Laut Bildungsministerium besuchten in sieben Bundesländern in etwa drei Viertel der Kinder die Schule, in der Steiermark waren es sogar 80 Prozent, in Salzburg waren es dagegen nur rund 50 Prozent und in Oberösterreich zwischen 60 und 70 Prozent. Tendenziell kamen an den Volksschulen in manchen Bundesländern weniger Kinder, an den Sekundarstufen waren überdurchschnittlich viele Kinder anwesend.
Dabei handelt es sich allerdings erst um erste Zahlen aus den Bildungsdirektionen. Die Zahlen schwanken darüber hinaus je nach Schultyp und Standort. Der Montag sei außerdem noch ein Übergangstag, an dem viele Eltern noch nicht endgültig entschieden hätten, hieß es aus dem Ministerium.
Autonome Entscheidung?
Direktoren- und Lehrervertreter wollen die Möglichkeit bekommen, direkt am Schulstandort über das Schließen von Klassen bzw. die Umstellung auf Distance Learning zu entscheiden. Unterdessen zeigen Elternbriefe von Schulen, dass diese etwa mit Schularbeiten in der geplanten Zeit des Lockdown unterschiedlich umgehen - gleichzeitig lassen sie darauf schließen, dass Eltern mit der Entscheidung, ihr Kind in die Schule zu schicken oder nicht, oft überfordert sind.
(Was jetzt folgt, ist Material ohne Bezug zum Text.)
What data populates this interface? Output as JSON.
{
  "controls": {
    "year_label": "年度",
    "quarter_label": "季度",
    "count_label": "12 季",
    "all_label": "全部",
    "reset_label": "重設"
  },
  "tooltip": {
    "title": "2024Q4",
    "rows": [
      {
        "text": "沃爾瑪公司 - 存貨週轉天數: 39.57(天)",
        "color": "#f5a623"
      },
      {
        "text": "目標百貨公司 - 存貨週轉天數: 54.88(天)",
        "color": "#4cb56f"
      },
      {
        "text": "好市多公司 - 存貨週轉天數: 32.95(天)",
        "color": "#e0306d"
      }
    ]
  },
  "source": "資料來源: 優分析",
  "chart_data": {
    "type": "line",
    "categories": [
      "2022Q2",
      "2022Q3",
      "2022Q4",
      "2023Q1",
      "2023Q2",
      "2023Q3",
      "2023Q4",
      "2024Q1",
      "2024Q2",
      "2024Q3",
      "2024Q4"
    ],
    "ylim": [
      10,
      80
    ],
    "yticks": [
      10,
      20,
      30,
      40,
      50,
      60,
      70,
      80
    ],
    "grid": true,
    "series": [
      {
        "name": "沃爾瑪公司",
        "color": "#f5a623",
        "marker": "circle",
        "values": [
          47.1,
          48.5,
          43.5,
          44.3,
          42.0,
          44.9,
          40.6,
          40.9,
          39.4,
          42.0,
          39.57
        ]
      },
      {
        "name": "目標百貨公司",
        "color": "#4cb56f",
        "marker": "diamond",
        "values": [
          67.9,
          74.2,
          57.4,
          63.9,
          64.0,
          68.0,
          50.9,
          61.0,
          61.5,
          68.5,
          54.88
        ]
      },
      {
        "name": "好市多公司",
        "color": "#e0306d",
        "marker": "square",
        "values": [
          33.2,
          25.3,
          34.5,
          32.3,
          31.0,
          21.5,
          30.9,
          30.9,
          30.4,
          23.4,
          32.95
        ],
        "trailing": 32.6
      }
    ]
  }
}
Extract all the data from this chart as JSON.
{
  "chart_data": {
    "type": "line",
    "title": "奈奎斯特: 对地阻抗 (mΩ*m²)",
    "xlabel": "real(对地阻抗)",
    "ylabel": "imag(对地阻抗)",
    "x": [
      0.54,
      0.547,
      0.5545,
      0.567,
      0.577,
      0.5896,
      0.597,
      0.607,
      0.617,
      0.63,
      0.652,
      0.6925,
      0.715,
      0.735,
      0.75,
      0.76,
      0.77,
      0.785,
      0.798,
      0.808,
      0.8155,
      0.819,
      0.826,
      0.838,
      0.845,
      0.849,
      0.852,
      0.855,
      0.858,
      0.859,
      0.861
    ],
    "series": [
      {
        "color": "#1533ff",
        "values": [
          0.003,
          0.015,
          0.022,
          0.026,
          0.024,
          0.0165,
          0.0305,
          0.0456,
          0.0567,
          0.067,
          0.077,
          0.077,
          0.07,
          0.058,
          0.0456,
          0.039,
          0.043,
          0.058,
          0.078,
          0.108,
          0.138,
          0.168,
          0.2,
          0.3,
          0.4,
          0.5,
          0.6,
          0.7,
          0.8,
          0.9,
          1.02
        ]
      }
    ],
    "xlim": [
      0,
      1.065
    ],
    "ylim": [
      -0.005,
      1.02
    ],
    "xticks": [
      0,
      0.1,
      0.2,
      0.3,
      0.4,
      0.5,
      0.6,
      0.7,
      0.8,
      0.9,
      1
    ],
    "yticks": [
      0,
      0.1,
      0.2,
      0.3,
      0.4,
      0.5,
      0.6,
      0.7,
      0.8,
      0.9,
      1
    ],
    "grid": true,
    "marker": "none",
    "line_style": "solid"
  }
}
Die Details haben es in sich - unter anderem stellen sich Fragen wie der Umgang mit Schularbeiten und Tests oder das Mitkommen bei der Stoffvermittlung für die Daheimgebliebenen. Hier sind die Vorgaben des Bildungsministeriums dehnbar. So sollen etwa Tests und Schularbeiten "nach Möglichkeit nicht stattfinden". Die Vermittlung von Unterrichtsinhalten soll "den Gegebenheiten angepasst" werden. Wer nicht am Präsenzunterricht teilnimmt, ist mit "Lern- und Übungsaufgaben auszustatten", die selbst erarbeitet werden müssen - wobei die Lehrer "wenn machbar" für Fragen zur Verfügung stehen.
Das dürfte zu einem wahren Mail- und Anrufbombardement bei den Direktoren geführt haben, wie diverse Elternbriefe nahelegen. Ein Schulleiter spricht etwa darin von einer "unzumutbaren Entscheidung" für die Eltern und empfiehlt "vorerst" die Teilnahme am Präsenzunterricht, andere vermeiden dezidiert eine von den Eltern eingeforderte irgendwie geartete Empfehlung.
An der einen Schule sollen Schularbeiten zumindest in den ersten Tagen mit den entsprechenden Schutzbestimmungen durchgeführt werden, da sich die Kinder ja schon darauf vorbereitet hätten. Andere sagen diese ab, wiederum andere machen die Entscheidung klassenweise von der Rückmeldung der Eltern bzw. der geplanten Anwesenheit der Schüler abhängig.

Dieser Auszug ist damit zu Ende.